If you want a cheat sheet of all names, then one can be generated using the following code:

 1
 2
 3
 4
 5
 6
 7
 8
 9
10
11
12
13
14
15
16
17
18
19
20
21
22
23
24
25
26
27
28
29
import static com.google.common.truth.Truth.assertThat;  
import org.apache.lucene.analysis.util.TokenizerFactory;  
import org.apache.lucene.analysis.util.TokenFilterFactory;  
import org.apache.lucene.analysis.util.CharFilterFactory;  

public class FactoryNamesLister {  

    public void factoryNamesLister() {  

        System.out.println("Available Tokenizers:");  
        TokenizerFactory.availableTokenizers().forEach((item) -> {  
            String className = TokenizerFactory.lookupClass(item).getCanonicalName();  
            System.out.println(item + "\t" + className);  
        });  

        System.out.println("Available Char Filters:");  
        CharFilterFactory.availableCharFilters().forEach((item) -> {  
            String className = CharFilterFactory.lookupClass(item).getCanonicalName();  
            System.out.println(item + "\t" + className);  
        });  

        System.out.println("Available Token Filters:");  
        TokenFilterFactory.availableTokenFilters().forEach((item) -> {  
            String className = TokenFilterFactory.lookupClass(item).getCanonicalName();  
            System.out.println(item + "\t" + className);  
        });  

    }  
}

And the output (pasted into Excel) looks like this:

Lucene Alternatives

My Lucene indexes allow me to provide full-text search functionality across all 6 million of my IMDb titles - it even supports “immediate feedback” searches through its implementation of typeahead.

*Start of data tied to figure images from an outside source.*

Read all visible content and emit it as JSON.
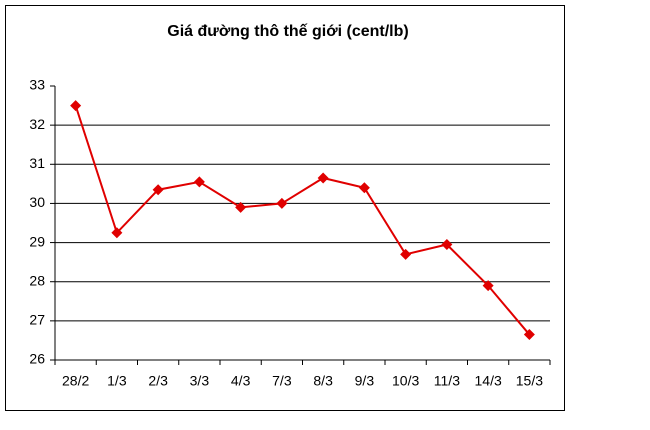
{
  "chart_data": {
    "type": "line",
    "title": "Giá đường thô thế giới (cent/lb)",
    "categories": [
      "28/2",
      "1/3",
      "2/3",
      "3/3",
      "4/3",
      "7/3",
      "8/3",
      "9/3",
      "10/3",
      "11/3",
      "14/3",
      "15/3"
    ],
    "values": [
      32.5,
      29.25,
      30.35,
      30.55,
      29.9,
      30.0,
      30.65,
      30.4,
      28.7,
      28.95,
      27.9,
      26.65
    ],
    "color": "#e00000",
    "ylim": [
      26,
      33
    ],
    "yticks": [
      26,
      27,
      28,
      29,
      30,
      31,
      32,
      33
    ],
    "grid": true
  }
}
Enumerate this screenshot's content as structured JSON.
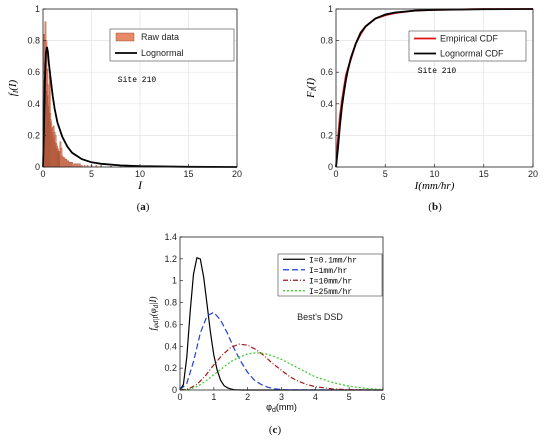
{
  "chart_data": [
    {
      "type": "bar",
      "panel": "(a)",
      "caption_pre": "(",
      "caption_letter": "a",
      "caption_post": ")",
      "xlabel": "I",
      "ylabel": "f_I(I)",
      "xlim": [
        0,
        20
      ],
      "ylim": [
        0,
        1
      ],
      "xticks": [
        "0",
        "5",
        "10",
        "15",
        "20"
      ],
      "yticks": [
        "0",
        "0.2",
        "0.4",
        "0.6",
        "0.8",
        "1"
      ],
      "annotation": "Site 210",
      "grid": true,
      "legend_position": "top-right",
      "legend": [
        "Raw data",
        "Lognormal"
      ],
      "series": [
        {
          "name": "Raw data",
          "kind": "histogram",
          "color": "#e8896a",
          "bin_width": 0.25,
          "bins": [
            0.05,
            0.1,
            0.15,
            0.2,
            0.25,
            0.3,
            0.35,
            0.4,
            0.45,
            0.5,
            0.55,
            0.6,
            0.65,
            0.7,
            0.75,
            0.8,
            0.85,
            0.9,
            0.95,
            1.0,
            1.05,
            1.1,
            1.15,
            1.2,
            1.25,
            1.3,
            1.35,
            1.4,
            1.45,
            1.5,
            1.55,
            1.6,
            1.65,
            1.7,
            1.75,
            1.8,
            1.9,
            2.0,
            2.1,
            2.2,
            2.3,
            2.4,
            2.5,
            2.6,
            2.7,
            2.8,
            2.9,
            3.0,
            3.2,
            3.4,
            3.6,
            3.8,
            4.0,
            4.3,
            4.6,
            5.0,
            5.5,
            6.0,
            7.0,
            8.0,
            9.0
          ],
          "values": [
            0.42,
            0.55,
            0.84,
            0.66,
            0.92,
            0.55,
            0.8,
            0.48,
            0.62,
            0.52,
            0.45,
            0.38,
            0.4,
            0.58,
            0.34,
            0.3,
            0.28,
            0.24,
            0.25,
            0.22,
            0.2,
            0.26,
            0.18,
            0.22,
            0.16,
            0.2,
            0.15,
            0.14,
            0.13,
            0.12,
            0.11,
            0.1,
            0.1,
            0.09,
            0.08,
            0.16,
            0.12,
            0.07,
            0.06,
            0.06,
            0.05,
            0.05,
            0.04,
            0.04,
            0.03,
            0.03,
            0.03,
            0.03,
            0.02,
            0.02,
            0.02,
            0.02,
            0.01,
            0.01,
            0.01,
            0.01,
            0.01,
            0.01,
            0.005,
            0.005,
            0.005
          ]
        },
        {
          "name": "Lognormal",
          "kind": "line",
          "color": "#000000",
          "x": [
            0,
            0.1,
            0.2,
            0.3,
            0.4,
            0.5,
            0.6,
            0.8,
            1.0,
            1.2,
            1.5,
            2.0,
            2.5,
            3,
            4,
            5,
            6,
            8,
            10,
            15,
            20
          ],
          "y": [
            0,
            0.25,
            0.55,
            0.72,
            0.76,
            0.73,
            0.66,
            0.55,
            0.45,
            0.37,
            0.28,
            0.19,
            0.13,
            0.09,
            0.05,
            0.03,
            0.02,
            0.01,
            0.005,
            0.001,
            0
          ]
        }
      ]
    },
    {
      "type": "line",
      "panel": "(b)",
      "caption_pre": "(",
      "caption_letter": "b",
      "caption_post": ")",
      "xlabel": "I(mm/hr)",
      "ylabel": "F_I(I)",
      "xlim": [
        0,
        20
      ],
      "ylim": [
        0,
        1
      ],
      "xticks": [
        "0",
        "5",
        "10",
        "15",
        "20"
      ],
      "yticks": [
        "0",
        "0.2",
        "0.4",
        "0.6",
        "0.8",
        "1"
      ],
      "annotation": "Site 210",
      "grid": true,
      "legend_position": "top-right",
      "legend": [
        "Empirical CDF",
        "Lognormal CDF"
      ],
      "series": [
        {
          "name": "Empirical CDF",
          "color": "#e01010",
          "x": [
            0,
            0.2,
            0.4,
            0.6,
            0.8,
            1.0,
            1.2,
            1.5,
            2.0,
            2.5,
            3,
            4,
            5,
            6,
            8,
            10,
            15,
            20
          ],
          "y": [
            0,
            0.18,
            0.32,
            0.42,
            0.5,
            0.58,
            0.62,
            0.68,
            0.78,
            0.84,
            0.89,
            0.94,
            0.96,
            0.975,
            0.99,
            0.995,
            1.0,
            1.0
          ]
        },
        {
          "name": "Lognormal CDF",
          "color": "#000000",
          "x": [
            0,
            0.2,
            0.4,
            0.6,
            0.8,
            1.0,
            1.2,
            1.5,
            2.0,
            2.5,
            3,
            4,
            5,
            6,
            8,
            10,
            15,
            20
          ],
          "y": [
            0,
            0.12,
            0.26,
            0.38,
            0.47,
            0.55,
            0.61,
            0.69,
            0.78,
            0.85,
            0.89,
            0.94,
            0.965,
            0.978,
            0.99,
            0.995,
            0.999,
            1.0
          ]
        }
      ]
    },
    {
      "type": "line",
      "panel": "(c)",
      "caption_pre": "(",
      "caption_letter": "c",
      "caption_post": ")",
      "xlabel": "φd(mm)",
      "ylabel": "f_φd|I(φd|I)",
      "xlim": [
        0,
        6
      ],
      "ylim": [
        0,
        1.4
      ],
      "xticks": [
        "0",
        "1",
        "2",
        "3",
        "4",
        "5",
        "6"
      ],
      "yticks": [
        "0",
        "0.2",
        "0.4",
        "0.6",
        "0.8",
        "1",
        "1.2",
        "1.4"
      ],
      "annotation": "Best's DSD",
      "grid": false,
      "legend_position": "top-right",
      "legend": [
        "I=0.1mm/hr",
        "I=1mm/hr",
        "I=10mm/hr",
        "I=25mm/hr"
      ],
      "series": [
        {
          "name": "I=0.1mm/hr",
          "color": "#000000",
          "dash": "",
          "x": [
            0,
            0.1,
            0.2,
            0.3,
            0.4,
            0.5,
            0.6,
            0.7,
            0.8,
            0.9,
            1.0,
            1.1,
            1.2,
            1.3,
            1.4,
            1.5,
            1.6,
            1.8,
            2.0,
            6
          ],
          "y": [
            0,
            0.05,
            0.3,
            0.72,
            1.06,
            1.21,
            1.2,
            1.03,
            0.78,
            0.53,
            0.32,
            0.18,
            0.09,
            0.04,
            0.02,
            0.01,
            0.003,
            0,
            0,
            0
          ]
        },
        {
          "name": "I=1mm/hr",
          "color": "#1f3fd6",
          "dash": "6,3",
          "x": [
            0,
            0.2,
            0.4,
            0.6,
            0.8,
            1.0,
            1.2,
            1.4,
            1.6,
            1.8,
            2.0,
            2.2,
            2.4,
            2.6,
            2.8,
            3.0,
            3.2,
            6
          ],
          "y": [
            0,
            0.06,
            0.26,
            0.52,
            0.68,
            0.71,
            0.64,
            0.52,
            0.38,
            0.26,
            0.16,
            0.09,
            0.05,
            0.025,
            0.01,
            0.005,
            0.002,
            0
          ]
        },
        {
          "name": "I=10mm/hr",
          "color": "#a01818",
          "dash": "5,2,1,2",
          "x": [
            0,
            0.25,
            0.5,
            0.75,
            1.0,
            1.25,
            1.5,
            1.75,
            2.0,
            2.25,
            2.5,
            2.75,
            3.0,
            3.25,
            3.5,
            3.75,
            4.0,
            4.5,
            5.0,
            6
          ],
          "y": [
            0,
            0.01,
            0.05,
            0.13,
            0.23,
            0.32,
            0.39,
            0.42,
            0.41,
            0.37,
            0.31,
            0.24,
            0.18,
            0.12,
            0.08,
            0.05,
            0.03,
            0.01,
            0.003,
            0
          ]
        },
        {
          "name": "I=25mm/hr",
          "color": "#33cc22",
          "dash": "2,2",
          "x": [
            0,
            0.25,
            0.5,
            0.75,
            1.0,
            1.25,
            1.5,
            1.75,
            2.0,
            2.25,
            2.5,
            2.75,
            3.0,
            3.25,
            3.5,
            3.75,
            4.0,
            4.5,
            5.0,
            5.5,
            6
          ],
          "y": [
            0,
            0.005,
            0.03,
            0.08,
            0.14,
            0.2,
            0.26,
            0.3,
            0.33,
            0.34,
            0.335,
            0.31,
            0.28,
            0.24,
            0.2,
            0.16,
            0.12,
            0.07,
            0.035,
            0.015,
            0.005
          ]
        }
      ]
    }
  ]
}
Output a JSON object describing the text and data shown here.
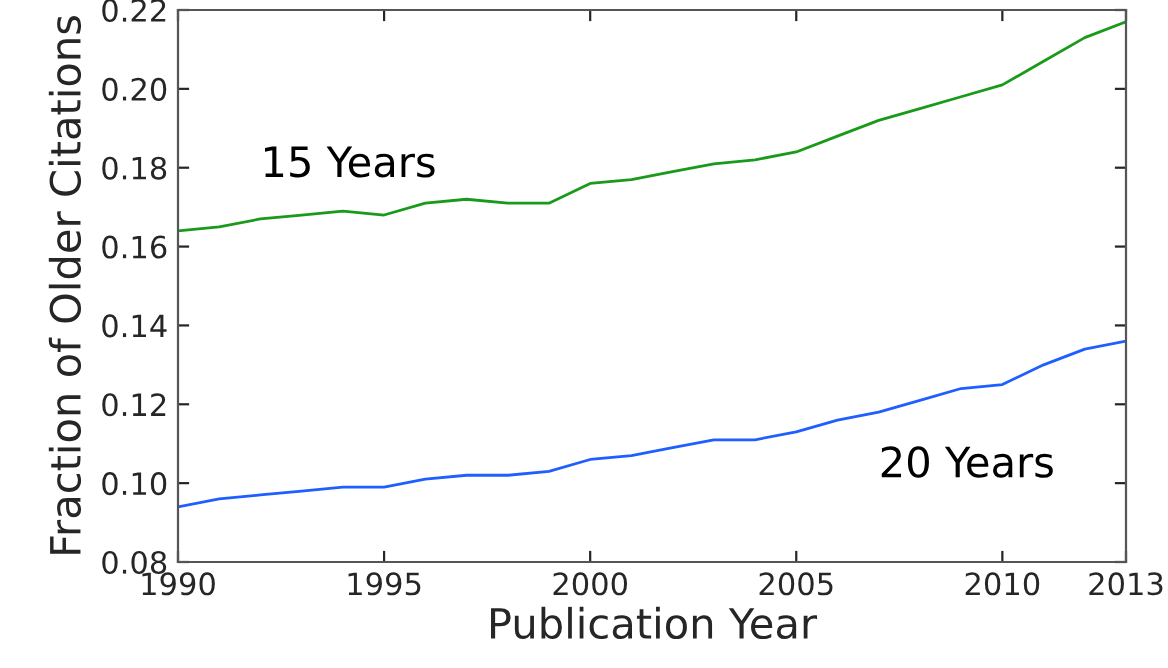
{
  "chart_data": {
    "type": "line",
    "xlabel": "Publication Year",
    "ylabel": "Fraction of Older Citations",
    "x": [
      1990,
      1991,
      1992,
      1993,
      1994,
      1995,
      1996,
      1997,
      1998,
      1999,
      2000,
      2001,
      2002,
      2003,
      2004,
      2005,
      2006,
      2007,
      2008,
      2009,
      2010,
      2011,
      2012,
      2013
    ],
    "series": [
      {
        "name": "15 Years",
        "color": "#1a9a1a",
        "values": [
          0.164,
          0.165,
          0.167,
          0.168,
          0.169,
          0.168,
          0.171,
          0.172,
          0.171,
          0.171,
          0.176,
          0.177,
          0.179,
          0.181,
          0.182,
          0.184,
          0.188,
          0.192,
          0.195,
          0.198,
          0.201,
          0.207,
          0.213,
          0.217
        ]
      },
      {
        "name": "20 Years",
        "color": "#1f5fff",
        "values": [
          0.094,
          0.096,
          0.097,
          0.098,
          0.099,
          0.099,
          0.101,
          0.102,
          0.102,
          0.103,
          0.106,
          0.107,
          0.109,
          0.111,
          0.111,
          0.113,
          0.116,
          0.118,
          0.121,
          0.124,
          0.125,
          0.13,
          0.134,
          0.136
        ]
      }
    ],
    "xlim": [
      1990,
      2013
    ],
    "xticks": [
      1990,
      1995,
      2000,
      2005,
      2010,
      2013
    ],
    "ylim": [
      0.08,
      0.22
    ],
    "yticks": [
      {
        "value": 0.08,
        "label": "0.08"
      },
      {
        "value": 0.1,
        "label": "0.10"
      },
      {
        "value": 0.12,
        "label": "0.12"
      },
      {
        "value": 0.14,
        "label": "0.14"
      },
      {
        "value": 0.16,
        "label": "0.16"
      },
      {
        "value": 0.18,
        "label": "0.18"
      },
      {
        "value": 0.2,
        "label": "0.20"
      },
      {
        "value": 0.22,
        "label": "0.22"
      }
    ],
    "grid": false,
    "legend": false,
    "marker": "none",
    "line_style": "solid"
  }
}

My demo is limited, of course.  There is no logic to maintain the index, if data changes.  But that was not the objective of this modest demo.

There are alternatives to Lucene.

As has already been mentioned, Lucene is available via Hibernate. This may be a good choice if you already use Hibernate.

Lucene is used in Solr. Whereas Lucene is essentially a Java library (albeit a very large and sophisticated library), Solr is a fully-fledged application sitting on top of Lucene.  As such, it can - among other things - help with the management of your Lucene infrastructure.  The more I look at Lucene, the more that appears to be a potentially complex undertaking.

Elasticsearch - beyond knowing that it exists, and is also based on Lucene, I don’t know enough about it to comment. Worth mentioning: Kibana is a data visualization tool for Elasticsearch.I’ve used it briefly and it looked impressive.

You may also get what you need from using text search capabilities built into your RDBMS.  MySQL is one example, although the search options and syntax are relatively limited compared to Lucene.